父は単身赴任、母は婦人会の温泉旅行中。この家にいるのは私だけ。
テニエルデザインの、アリスのぬいぐるみを連れ浴室へ向かう。本来なら詰め物を抜き、米と自分の爪を入れ、赤い糸で縫い直す。だけど、ありすからの初めてのプレゼントを、そんな目に合わせるつもりはない。
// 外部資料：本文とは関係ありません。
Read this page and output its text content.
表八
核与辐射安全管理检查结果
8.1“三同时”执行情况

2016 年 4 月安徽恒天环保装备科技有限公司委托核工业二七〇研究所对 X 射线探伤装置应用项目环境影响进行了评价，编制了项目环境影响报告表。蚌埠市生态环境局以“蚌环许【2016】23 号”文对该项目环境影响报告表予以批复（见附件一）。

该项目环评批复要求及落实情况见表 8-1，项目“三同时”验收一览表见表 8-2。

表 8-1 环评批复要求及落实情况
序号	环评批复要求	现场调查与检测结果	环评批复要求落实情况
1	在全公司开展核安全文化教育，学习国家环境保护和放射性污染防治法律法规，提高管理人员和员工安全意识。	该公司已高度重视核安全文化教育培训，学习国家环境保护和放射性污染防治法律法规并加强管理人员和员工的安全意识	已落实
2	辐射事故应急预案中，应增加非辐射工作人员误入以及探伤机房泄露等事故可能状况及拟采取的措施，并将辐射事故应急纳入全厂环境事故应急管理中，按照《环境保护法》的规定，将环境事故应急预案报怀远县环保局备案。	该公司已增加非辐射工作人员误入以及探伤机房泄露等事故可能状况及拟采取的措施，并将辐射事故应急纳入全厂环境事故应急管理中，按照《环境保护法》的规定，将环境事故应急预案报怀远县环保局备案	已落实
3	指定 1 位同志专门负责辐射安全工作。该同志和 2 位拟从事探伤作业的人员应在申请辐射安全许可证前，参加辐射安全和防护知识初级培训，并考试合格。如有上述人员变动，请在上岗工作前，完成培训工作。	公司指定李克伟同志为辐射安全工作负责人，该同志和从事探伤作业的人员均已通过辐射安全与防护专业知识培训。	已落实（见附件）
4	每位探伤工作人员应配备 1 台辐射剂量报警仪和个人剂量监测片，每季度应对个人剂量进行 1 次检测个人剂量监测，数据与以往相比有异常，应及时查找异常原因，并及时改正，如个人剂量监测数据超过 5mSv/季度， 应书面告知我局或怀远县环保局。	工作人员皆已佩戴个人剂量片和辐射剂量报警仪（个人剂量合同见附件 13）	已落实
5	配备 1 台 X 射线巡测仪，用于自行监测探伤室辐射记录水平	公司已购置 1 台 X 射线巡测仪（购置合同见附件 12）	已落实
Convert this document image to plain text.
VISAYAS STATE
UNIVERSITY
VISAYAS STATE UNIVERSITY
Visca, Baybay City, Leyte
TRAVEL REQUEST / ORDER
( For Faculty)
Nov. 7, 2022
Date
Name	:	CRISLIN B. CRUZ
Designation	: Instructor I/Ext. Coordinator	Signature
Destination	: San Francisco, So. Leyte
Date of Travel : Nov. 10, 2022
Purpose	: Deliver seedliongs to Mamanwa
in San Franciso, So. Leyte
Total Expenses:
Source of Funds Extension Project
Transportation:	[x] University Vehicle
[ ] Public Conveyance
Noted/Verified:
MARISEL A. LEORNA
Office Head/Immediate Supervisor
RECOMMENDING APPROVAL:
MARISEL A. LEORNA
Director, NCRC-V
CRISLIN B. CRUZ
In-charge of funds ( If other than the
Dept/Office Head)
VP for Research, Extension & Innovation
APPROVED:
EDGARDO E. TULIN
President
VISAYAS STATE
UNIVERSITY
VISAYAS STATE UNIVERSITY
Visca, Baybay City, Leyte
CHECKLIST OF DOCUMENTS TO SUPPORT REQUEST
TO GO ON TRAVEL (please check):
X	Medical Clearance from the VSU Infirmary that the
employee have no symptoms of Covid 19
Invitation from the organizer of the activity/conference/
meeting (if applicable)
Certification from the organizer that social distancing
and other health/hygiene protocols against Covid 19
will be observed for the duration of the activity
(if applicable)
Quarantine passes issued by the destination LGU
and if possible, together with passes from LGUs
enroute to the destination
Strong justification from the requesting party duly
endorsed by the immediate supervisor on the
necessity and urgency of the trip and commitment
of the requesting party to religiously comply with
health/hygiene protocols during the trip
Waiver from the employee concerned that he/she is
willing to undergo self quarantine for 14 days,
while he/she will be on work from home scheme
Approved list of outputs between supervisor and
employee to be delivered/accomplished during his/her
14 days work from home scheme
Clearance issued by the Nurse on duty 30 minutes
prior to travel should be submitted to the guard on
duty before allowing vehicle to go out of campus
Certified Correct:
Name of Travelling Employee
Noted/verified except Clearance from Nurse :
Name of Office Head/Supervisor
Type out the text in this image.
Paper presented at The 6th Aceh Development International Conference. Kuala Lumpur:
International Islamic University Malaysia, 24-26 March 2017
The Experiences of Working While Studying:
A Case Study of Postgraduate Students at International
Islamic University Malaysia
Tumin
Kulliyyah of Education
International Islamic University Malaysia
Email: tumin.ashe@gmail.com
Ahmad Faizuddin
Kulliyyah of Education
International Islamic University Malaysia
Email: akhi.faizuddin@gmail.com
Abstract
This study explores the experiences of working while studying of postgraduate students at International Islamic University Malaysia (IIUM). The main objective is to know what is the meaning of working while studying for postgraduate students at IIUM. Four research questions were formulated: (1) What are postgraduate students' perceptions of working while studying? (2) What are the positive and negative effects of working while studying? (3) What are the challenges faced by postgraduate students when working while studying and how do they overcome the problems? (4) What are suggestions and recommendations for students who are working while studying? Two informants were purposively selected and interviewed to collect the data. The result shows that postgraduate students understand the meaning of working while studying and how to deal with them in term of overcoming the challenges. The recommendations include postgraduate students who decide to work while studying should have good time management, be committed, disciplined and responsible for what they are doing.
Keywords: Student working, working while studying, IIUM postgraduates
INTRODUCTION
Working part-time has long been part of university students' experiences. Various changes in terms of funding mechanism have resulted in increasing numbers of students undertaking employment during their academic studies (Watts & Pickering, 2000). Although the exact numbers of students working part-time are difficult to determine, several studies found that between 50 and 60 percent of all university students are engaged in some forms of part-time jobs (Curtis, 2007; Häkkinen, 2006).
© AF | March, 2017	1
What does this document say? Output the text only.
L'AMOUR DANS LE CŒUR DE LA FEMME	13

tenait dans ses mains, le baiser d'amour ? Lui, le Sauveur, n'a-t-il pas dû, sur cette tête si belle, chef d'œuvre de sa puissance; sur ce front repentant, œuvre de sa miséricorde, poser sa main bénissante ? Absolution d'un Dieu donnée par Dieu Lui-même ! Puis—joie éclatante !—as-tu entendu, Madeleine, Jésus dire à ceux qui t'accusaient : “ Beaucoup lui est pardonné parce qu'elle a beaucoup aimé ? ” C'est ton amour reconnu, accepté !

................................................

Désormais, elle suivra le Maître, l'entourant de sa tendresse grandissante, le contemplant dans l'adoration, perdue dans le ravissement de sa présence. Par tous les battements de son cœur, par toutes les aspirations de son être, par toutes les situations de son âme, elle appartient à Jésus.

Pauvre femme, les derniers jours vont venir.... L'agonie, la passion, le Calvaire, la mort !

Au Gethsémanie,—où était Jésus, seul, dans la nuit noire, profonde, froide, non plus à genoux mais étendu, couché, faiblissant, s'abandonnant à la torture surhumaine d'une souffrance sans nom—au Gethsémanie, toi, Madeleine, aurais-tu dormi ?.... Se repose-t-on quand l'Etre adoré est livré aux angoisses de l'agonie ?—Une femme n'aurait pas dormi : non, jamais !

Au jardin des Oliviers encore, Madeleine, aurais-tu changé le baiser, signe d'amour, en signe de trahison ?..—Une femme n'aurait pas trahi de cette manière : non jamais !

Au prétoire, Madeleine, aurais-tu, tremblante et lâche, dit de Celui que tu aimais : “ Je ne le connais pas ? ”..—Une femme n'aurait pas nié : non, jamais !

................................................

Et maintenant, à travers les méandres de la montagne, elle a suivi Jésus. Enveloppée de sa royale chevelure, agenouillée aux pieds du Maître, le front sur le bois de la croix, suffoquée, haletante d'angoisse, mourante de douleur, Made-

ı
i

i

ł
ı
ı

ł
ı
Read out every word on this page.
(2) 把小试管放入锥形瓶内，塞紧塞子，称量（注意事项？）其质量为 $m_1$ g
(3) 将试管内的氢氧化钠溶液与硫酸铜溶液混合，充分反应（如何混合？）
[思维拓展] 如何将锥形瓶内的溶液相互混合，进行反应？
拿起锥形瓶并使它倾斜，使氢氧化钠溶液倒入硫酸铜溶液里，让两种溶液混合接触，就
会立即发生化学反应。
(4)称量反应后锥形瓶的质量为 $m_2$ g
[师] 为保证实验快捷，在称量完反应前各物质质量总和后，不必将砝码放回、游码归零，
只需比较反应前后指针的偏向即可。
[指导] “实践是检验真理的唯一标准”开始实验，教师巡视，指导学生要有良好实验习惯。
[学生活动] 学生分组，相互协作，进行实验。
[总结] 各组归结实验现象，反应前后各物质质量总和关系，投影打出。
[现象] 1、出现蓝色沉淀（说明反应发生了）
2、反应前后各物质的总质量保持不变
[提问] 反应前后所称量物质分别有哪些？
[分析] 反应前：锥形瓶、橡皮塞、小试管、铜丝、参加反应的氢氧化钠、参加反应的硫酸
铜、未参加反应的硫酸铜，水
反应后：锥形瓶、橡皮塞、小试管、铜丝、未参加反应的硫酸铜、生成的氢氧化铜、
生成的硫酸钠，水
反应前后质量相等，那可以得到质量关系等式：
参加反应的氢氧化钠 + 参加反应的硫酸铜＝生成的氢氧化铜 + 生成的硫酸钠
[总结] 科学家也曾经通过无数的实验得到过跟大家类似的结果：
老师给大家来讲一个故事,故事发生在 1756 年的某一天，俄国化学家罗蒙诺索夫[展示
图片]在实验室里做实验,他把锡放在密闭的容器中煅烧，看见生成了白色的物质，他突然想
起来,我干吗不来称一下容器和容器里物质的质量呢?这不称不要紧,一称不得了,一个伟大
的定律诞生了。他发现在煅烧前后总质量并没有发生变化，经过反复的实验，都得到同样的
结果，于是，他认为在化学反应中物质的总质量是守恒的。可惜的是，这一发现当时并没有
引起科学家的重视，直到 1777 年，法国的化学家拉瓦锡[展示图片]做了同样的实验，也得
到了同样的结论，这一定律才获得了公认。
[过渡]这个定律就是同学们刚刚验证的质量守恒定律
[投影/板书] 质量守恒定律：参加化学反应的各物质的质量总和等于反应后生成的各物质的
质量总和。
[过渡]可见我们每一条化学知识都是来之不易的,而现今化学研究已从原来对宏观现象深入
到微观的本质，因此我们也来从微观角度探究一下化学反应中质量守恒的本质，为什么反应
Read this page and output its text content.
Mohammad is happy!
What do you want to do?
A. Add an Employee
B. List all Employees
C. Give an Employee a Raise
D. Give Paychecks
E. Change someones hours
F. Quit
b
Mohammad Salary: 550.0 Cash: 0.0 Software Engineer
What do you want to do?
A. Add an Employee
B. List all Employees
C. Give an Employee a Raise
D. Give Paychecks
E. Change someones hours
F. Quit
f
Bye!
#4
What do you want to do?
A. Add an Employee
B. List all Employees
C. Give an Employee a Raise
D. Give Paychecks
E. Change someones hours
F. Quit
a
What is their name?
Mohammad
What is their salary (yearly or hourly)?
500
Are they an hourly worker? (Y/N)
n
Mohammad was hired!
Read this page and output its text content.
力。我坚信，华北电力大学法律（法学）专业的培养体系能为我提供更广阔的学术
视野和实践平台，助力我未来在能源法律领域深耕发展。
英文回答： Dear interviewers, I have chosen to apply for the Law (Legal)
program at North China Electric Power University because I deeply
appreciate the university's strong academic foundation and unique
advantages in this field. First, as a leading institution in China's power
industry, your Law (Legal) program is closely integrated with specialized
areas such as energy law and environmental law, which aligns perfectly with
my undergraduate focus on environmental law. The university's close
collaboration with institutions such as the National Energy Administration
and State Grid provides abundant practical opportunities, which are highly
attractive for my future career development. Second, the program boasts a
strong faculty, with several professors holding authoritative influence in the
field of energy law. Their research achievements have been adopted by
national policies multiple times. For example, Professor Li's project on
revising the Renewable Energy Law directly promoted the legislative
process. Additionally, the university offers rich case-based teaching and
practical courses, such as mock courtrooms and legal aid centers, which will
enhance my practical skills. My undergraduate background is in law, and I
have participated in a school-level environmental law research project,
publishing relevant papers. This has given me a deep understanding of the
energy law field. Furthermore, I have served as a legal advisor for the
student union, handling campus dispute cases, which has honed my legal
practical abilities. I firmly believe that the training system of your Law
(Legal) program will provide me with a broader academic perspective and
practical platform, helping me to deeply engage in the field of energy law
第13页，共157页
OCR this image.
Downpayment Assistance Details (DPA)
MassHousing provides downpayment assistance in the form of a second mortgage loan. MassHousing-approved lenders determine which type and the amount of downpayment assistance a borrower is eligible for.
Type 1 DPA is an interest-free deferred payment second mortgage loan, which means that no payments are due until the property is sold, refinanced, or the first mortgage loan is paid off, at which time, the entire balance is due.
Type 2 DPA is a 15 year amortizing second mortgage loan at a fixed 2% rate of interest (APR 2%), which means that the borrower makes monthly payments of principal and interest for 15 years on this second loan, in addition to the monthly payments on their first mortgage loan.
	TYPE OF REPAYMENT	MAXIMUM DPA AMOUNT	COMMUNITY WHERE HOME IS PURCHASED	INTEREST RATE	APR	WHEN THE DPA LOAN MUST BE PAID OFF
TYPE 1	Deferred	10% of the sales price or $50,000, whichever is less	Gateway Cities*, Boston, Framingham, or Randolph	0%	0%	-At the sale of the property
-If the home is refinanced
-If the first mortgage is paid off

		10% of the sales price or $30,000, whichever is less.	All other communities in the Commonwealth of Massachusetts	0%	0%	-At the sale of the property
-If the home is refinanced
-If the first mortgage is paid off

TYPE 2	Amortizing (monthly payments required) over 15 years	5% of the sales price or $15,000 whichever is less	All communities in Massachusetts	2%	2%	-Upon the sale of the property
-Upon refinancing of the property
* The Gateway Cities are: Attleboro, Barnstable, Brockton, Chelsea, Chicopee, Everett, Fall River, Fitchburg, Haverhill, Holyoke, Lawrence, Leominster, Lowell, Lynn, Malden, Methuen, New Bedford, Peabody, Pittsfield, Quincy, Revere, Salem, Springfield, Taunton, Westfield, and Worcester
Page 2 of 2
右手に私の髪を一本、左手に赤い糸を括りつけ、空の洗面器に横たえる。
「最初の鬼はましろだよ」
洗面器を残り湯を張ったままの浴槽に浮かべ、自室に戻る。
灯りを落とした部屋をパソコンのモニタが照らしている。10数えた後、スマホの明かりだけを頼りに浴室へ戻る。
ぬいぐるみは洗面器の船の中、同じ姿で揺られていた。
「ありす見付けた。次はありすが鬼だよ」
タッチの代わりに、黄色い毛糸の髪を束ねる青いリボンを整える。
にっこり笑顔のぬいぐるみに、記憶の中のありすが重なった。
もう止めよう。こんな事をしても、ありすには会えないのに。